Hrachuhí Bassénz sang a commanding Desdemona, and works hard to imbue the character with psychological light and shade, both vocally and dramatically. There is enough heft and gleam in the voice, especially above the stave, to suggest she is no pushover, and kicks back against Otello’s insinuation of infidelity with compelling vigor. His disgraceful behavior in Act three, denouncing her in public, puts her incomprehension and despair to the fore, with a voice showcasing remarkable fragility. The “Ave Maria” of Act four had a tremendous tenderness.

Piotr Buszewski sang Cassio with fluidity and panache, with a guileless nobility of tone that triangulated well with Thomas and Maltman. Andrés Presno was a playful, foppish Roderigo; Alexander Köpeczi’s towering bass radiated oaky authority as Lodovico. 

The Successor?

As was the case with his “Macbeth” in the autumn, many eyes were on Daniele Rustioni in the pit, a frontrunner tipped to succeed Antonio Pappano; Rustioni was in the Jette Parker programme at the ROH and has trained directly under Pappano – indeed the man himself was there that night to watch. 

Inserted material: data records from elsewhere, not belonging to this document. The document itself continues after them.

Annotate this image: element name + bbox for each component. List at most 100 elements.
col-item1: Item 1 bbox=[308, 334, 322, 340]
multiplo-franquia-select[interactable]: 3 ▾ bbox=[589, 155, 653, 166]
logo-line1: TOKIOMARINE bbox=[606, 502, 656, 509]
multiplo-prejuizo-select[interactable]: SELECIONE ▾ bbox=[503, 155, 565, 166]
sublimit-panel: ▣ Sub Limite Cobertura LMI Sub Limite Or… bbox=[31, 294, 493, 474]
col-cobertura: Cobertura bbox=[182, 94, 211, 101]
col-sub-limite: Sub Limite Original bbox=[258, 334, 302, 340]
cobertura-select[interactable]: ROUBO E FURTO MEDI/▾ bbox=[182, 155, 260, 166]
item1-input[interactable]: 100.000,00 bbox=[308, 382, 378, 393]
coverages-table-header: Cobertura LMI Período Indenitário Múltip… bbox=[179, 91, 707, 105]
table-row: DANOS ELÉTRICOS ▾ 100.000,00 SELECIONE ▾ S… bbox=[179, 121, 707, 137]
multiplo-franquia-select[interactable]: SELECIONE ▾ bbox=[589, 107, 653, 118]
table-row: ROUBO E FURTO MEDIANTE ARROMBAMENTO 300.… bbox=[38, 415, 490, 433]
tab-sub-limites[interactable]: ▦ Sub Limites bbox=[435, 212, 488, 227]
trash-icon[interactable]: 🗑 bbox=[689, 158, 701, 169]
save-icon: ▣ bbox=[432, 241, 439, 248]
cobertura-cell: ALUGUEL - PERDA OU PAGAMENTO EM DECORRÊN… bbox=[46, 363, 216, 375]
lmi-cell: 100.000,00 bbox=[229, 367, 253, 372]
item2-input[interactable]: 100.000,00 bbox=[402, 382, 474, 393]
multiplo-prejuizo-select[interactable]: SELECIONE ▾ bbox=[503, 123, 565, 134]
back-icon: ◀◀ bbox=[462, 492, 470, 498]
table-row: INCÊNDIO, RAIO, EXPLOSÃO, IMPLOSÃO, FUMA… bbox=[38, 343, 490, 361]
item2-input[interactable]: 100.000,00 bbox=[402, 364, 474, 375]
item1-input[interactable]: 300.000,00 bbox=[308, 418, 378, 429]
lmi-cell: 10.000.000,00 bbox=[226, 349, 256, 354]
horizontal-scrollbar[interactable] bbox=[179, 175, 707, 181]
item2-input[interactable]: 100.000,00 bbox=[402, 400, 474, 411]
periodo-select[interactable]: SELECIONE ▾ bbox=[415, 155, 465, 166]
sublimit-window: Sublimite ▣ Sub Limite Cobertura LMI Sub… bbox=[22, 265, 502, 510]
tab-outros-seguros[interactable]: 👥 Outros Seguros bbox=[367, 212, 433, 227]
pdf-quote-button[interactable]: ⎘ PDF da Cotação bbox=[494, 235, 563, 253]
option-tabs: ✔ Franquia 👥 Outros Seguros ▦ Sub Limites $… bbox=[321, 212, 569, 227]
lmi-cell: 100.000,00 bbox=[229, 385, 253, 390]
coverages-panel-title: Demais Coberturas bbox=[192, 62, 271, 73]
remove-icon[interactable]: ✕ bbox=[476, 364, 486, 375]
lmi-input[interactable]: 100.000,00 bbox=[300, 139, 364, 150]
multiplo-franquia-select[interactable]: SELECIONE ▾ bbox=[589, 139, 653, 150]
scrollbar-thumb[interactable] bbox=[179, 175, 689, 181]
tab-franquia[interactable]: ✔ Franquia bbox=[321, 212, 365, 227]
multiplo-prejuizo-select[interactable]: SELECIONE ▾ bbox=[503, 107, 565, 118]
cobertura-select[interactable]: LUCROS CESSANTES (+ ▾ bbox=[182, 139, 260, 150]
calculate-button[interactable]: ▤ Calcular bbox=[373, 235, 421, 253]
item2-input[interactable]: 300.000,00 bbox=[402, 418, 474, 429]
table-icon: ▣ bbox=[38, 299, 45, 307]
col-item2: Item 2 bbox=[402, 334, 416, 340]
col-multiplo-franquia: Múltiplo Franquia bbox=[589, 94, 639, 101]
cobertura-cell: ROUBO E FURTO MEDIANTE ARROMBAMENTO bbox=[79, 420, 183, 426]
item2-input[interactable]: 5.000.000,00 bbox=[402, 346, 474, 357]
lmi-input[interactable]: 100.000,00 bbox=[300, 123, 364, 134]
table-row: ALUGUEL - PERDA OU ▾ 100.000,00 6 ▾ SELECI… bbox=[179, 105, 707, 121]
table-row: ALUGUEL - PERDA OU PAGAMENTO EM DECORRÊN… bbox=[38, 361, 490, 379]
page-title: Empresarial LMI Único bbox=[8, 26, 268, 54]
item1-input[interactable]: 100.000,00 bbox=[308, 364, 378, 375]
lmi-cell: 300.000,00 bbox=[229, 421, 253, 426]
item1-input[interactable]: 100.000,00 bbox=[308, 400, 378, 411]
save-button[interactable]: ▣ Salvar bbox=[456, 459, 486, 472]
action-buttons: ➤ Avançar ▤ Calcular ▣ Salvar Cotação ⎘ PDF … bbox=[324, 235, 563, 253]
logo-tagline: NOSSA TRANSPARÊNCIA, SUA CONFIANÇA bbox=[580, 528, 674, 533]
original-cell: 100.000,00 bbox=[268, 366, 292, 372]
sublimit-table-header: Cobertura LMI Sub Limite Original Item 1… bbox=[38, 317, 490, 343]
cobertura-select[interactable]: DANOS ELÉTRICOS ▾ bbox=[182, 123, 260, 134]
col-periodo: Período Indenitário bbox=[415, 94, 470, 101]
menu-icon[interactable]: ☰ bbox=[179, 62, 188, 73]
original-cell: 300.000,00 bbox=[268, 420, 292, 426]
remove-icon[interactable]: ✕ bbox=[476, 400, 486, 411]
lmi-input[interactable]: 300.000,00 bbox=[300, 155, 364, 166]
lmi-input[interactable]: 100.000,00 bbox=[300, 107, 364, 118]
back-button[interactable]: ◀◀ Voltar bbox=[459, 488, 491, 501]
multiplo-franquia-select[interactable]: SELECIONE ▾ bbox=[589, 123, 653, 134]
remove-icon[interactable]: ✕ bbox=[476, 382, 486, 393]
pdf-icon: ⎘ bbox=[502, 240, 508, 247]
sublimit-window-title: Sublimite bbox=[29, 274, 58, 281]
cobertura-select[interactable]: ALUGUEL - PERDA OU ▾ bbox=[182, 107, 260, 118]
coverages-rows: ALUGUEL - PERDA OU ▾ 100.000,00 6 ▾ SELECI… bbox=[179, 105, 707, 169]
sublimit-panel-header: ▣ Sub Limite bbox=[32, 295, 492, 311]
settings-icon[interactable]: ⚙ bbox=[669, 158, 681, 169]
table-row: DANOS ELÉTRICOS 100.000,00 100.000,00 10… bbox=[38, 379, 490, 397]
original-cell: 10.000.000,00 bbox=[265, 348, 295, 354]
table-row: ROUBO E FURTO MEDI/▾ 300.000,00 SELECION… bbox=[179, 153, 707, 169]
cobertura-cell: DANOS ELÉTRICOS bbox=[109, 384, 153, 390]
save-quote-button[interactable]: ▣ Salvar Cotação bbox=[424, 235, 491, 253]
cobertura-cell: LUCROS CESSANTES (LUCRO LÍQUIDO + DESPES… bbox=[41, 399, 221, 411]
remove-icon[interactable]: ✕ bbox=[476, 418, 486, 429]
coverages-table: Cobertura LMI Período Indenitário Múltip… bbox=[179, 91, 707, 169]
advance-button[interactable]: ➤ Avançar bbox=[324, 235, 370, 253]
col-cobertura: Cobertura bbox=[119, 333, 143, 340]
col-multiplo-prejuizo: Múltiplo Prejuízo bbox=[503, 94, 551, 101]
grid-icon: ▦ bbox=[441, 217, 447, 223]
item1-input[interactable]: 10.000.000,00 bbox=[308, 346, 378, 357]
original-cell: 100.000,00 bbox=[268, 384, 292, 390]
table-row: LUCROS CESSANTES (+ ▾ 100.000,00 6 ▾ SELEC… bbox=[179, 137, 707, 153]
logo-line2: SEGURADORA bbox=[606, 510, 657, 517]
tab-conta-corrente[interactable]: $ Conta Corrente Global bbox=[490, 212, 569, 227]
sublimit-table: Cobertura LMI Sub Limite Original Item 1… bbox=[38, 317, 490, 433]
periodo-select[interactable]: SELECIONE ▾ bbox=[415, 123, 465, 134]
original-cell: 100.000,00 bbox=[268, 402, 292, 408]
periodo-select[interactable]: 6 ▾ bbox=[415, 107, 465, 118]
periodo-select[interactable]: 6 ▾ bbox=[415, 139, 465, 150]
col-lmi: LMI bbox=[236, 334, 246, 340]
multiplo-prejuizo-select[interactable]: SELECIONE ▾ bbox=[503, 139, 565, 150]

Rustioni offered a well-paced, taut account of Verdi’s darkest score. He shares his mentor’s feeling for sculpted details – not least in iridescent, lightning-flash brass triplets in a thrilling opening scene. In the great Act two love duet the strings were feather-soft and blooming. Textural vivacity – despite some wonky ensemble with the chorus – was a hallmark of the Act two chorus scene with guitar, mandolin, and silvery strings casting a mediterranean glow across the auditorium.

All in all, a polished and stylish account, with Italianate flourish and a sense of wicked fun. It seems inevitable Rustioni will advance to the next round of interviews. He drew fine singing from a chorus who continue to have a very good year indeed.